Solving the Turbine Balancing Problem using Quantum Annealing
Arnold Unterauer, David Bucher, Matthias Knoll, Constantin Economides, Michael Lachner, Thomas Germain, Moritz Kessel, Smajo Hajdinovic, Jonas Stein
TL;DR
The paper tackles the NP-hard Turbine Balancing Problem in a single plane by formulating it as a Quadratic Unconstrained Binary Optimization (QUBO) with binary variables $x in {0,1}^n$ and objective $x^T Q x$. It benchmarks a classical rule-based heuristic against a D-Wave Quantum Annealer (Advantage_system4.1) on real-world and synthetic data. It shows that quantum hardware can significantly improve the heuristic’s solutions for small-scale instances, motivating the development of a quantum-inspired classical solver based on simulated annealing that achieves industrially acceptable performance across all datasets.
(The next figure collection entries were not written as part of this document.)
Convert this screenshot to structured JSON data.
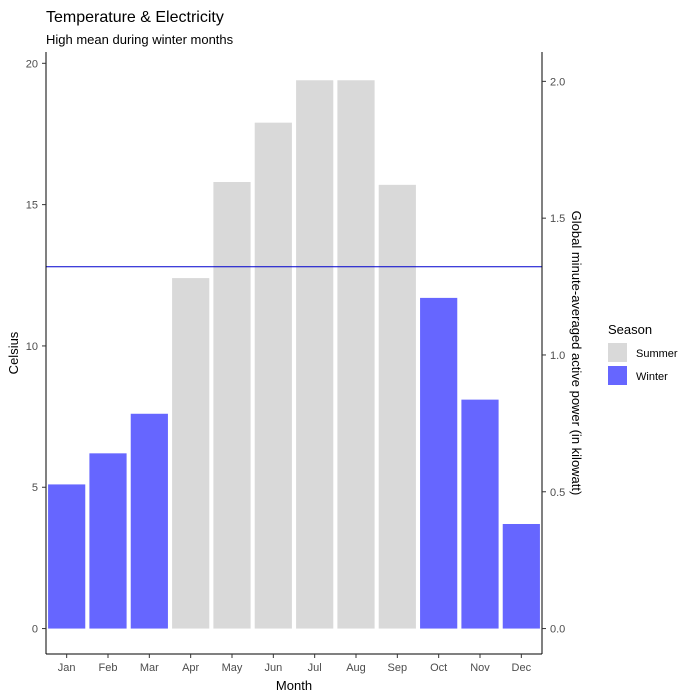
{
  "chart_data": {
    "type": "bar",
    "title": "Temperature & Electricity",
    "subtitle": "High mean during winter months",
    "xlabel": "Month",
    "ylabel": "Celsius",
    "y2label": "Global minute-averaged active power (in kilowatt)",
    "categories": [
      "Jan",
      "Feb",
      "Mar",
      "Apr",
      "May",
      "Jun",
      "Jul",
      "Aug",
      "Sep",
      "Oct",
      "Nov",
      "Dec"
    ],
    "values": [
      5.1,
      6.2,
      7.6,
      12.4,
      15.8,
      17.9,
      19.4,
      19.4,
      15.7,
      11.7,
      8.1,
      3.7
    ],
    "season": [
      "Winter",
      "Winter",
      "Winter",
      "Summer",
      "Summer",
      "Summer",
      "Summer",
      "Summer",
      "Summer",
      "Winter",
      "Winter",
      "Winter"
    ],
    "ylim": [
      -0.9,
      20.4
    ],
    "yticks": [
      0,
      5,
      10,
      15,
      20
    ],
    "y2ticks": [
      0.0,
      0.5,
      1.0,
      1.5,
      2.0
    ],
    "y2_per_y": 0.1033,
    "hline_y": 12.8,
    "hline_color": "#0000cd",
    "legend": {
      "title": "Season",
      "position": "right",
      "entries": [
        {
          "label": "Summer",
          "color": "#d9d9d9"
        },
        {
          "label": "Winter",
          "color": "#6666ff"
        }
      ]
    },
    "grid": false
  }
}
Together, the results position QUBO-based turbine balancing as a practical early-quantum benchmark and demonstrate a viable pathway from quantum hardware to high-quality classical heuristics.
Abstract
Quantum computing has the potential for disruptive change in many sectors of industry, especially in materials science and optimization. In this paper, we describe how the Turbine Balancing Problem can be solved with quantum computing, which is the NP-hard optimization problem of analytically balancing rotor blades in a single plane as found in turbine assembly. Small yet relevant instances occur in industry, which makes the problem interesting for early quantum computing benchmarks. We model it as a Quadratic Unconstrained Binary Optimization problem and compare the performance of a classical rule-based heuristic and D-Wave Systems' Quantum Annealer Advantage_system4.1. In this case study, we use real-world as well as synthetic datasets and observe that the quantum hardware significantly improves an actively used heuristic's solution for small-scale problem instances with bare disk imbalance in terms of solution quality. Motivated by this performance gain, we subsequently design a quantum-inspired classical heuristic based on simulated annealing that achieves extremely good results on all given problem instances, essentially solving the optimization problem sufficiently well for all considered datasets, according to industrial requirements.